Earlier this month the Canadian Federal Court handed retail toy store Toys “R” Us a victory in its trademark lawsuit alleging “depreciation of goodwill,” among other causes of action including trademark infringement and “passing off,” against B.C., Canada-based dispensary, Herbs “R” Us. For reference, the two logos can be seen here:

 

Toys “R” Us was successfully represented by Canadian firm Gowling WLG, which provided an overview of the case and the “depreciation of goodwill” cause of action that is similar to a “dilution” or “tarnishment” claim here in the United States. A “depreciation of goodwill” claim is intended to prevent the misuse of a trademark owner’s rights, even where the elements have not been met to show infringement based on likelihood of confusion or passing off. Such a claim requires that the trademark owner prove:

  • There has been trademark use of the brand owner’s registered trademark or a mark “sufficiently similar” to the registered trademark to evoke a mental association between the two marks;
  • The brand owner’s trademark is sufficiently well-known to have significant goodwill attached to it (though does not require that the mark be famous);
  • That the brand owner’s trademark was used in a manner likely to have an effect on that goodwill; and
  • That the likely effect of that use would be to depreciate or damage the value of the brand owner’s goodwill.
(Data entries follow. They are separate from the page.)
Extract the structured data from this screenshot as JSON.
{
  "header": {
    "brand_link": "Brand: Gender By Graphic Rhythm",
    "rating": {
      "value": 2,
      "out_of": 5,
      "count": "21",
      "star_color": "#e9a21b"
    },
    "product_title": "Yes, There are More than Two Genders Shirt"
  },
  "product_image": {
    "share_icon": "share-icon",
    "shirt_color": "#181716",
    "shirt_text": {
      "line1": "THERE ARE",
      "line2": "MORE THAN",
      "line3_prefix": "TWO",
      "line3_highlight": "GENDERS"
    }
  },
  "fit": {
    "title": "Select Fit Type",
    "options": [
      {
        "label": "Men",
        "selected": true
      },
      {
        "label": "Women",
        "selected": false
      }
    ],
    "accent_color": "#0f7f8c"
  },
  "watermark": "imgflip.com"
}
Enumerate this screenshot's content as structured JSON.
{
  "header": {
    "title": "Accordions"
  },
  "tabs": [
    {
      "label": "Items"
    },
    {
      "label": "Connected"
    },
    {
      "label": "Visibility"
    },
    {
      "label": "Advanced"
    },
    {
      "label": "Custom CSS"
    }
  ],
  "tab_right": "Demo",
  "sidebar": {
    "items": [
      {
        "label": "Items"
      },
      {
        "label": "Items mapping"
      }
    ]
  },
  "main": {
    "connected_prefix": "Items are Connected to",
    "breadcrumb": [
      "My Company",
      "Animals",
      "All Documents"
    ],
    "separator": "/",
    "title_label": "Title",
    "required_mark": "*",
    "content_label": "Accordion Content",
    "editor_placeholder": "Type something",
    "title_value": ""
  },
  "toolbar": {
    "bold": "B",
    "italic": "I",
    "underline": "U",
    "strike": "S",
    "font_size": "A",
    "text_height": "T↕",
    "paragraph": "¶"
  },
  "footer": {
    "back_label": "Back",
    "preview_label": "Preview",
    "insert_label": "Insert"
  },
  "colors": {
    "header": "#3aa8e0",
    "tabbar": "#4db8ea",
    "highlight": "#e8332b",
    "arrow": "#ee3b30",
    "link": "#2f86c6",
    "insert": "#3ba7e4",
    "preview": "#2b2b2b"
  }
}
In the case at hand, the judge found that Toys “R” Us did not have valid claims for either trademark infringement under section 20 or passing off under subsection 7(b) of the Trademarks Act, because, notwithstanding the similarities between the two marks in appearance, the court was not persuaded that “a consumer – even a casual one somewhat in a hurry with an imperfect recollection of the TOYS R US marks – would infer that [the goods and services of Herbs R Us and those of Toys R Us] were manufactured, sold or performed by the same person.”

In contrast, the court found that there was a likelihood that the goodwill in the TOYS R US marks would be damaged or depreciated if Herbs R Us were not enjoined from using their mark. The judge stated that:

the creation of an association between the Toys “R” Us and a cannabis ‘dispensary,’ particularly one that appears to be operating without a license, and one that markets through social media with adult-themed content said to include nudity and swear words, is ‘utterly inconsistent’ with the reputation of the TOYS R US brand, and that this association is likely to tarnish the goodwill associated with the [TOYS R US] Mark.

The court also concluded that there was “no reason for Herbs ‘R’ Us to adopt and use the HERBS R US trademark other than to trade off the goodwill and reputation established by Toys ‘R’ Us, and that this points to a finding of depreciation.”

In the U.S., the Federal Trademark Dilution Act (“FTDA”) defines trademark dilution as “the lessening of the capacity of a famous mark to identify and distinguish goods or services, regardless of the presence or absence of (1) competition between the owner of the famous mark and other parties, or (2) likelihood of confusion, mistake, or deception.”

Dilution by “tarnishment” occurs when an infringing mark portrays the registered/infringed mark in a negative light. Often claims of this nature involve sex, drugs, illegal activity, and so forth. The argument to be made is that association by consumers of the two marks in these types of cases would damage the commercial value of the infringed mark because consumers would associate the negative qualities of the infringer’s mark with the infringed mark, damaging the reputation of the infringed mark.

We’ve seen claims for dilution and tarnishment pop up in virtually every cannabis-related trademark lawsuit here in the U.S., as the federally illegal status of cannabis makes these types of claims seem like low-hanging fruit. To the extent that cannabis is being legalized in more and more states, however, these claims are becoming less plausible.

As we’ve written before, even if you think you have a strong case for parody in choosing a mark that plays off of an existing brand, which is often why cannabis businesses choose these types of marks, your defense will be weak to nonexistent. Having already defended some of these cases, we can tell you it is just not worth the risk. Take this as another gentle reminder to stay away from using other companies’ branding, even if you think you are doing so as some sort of parody.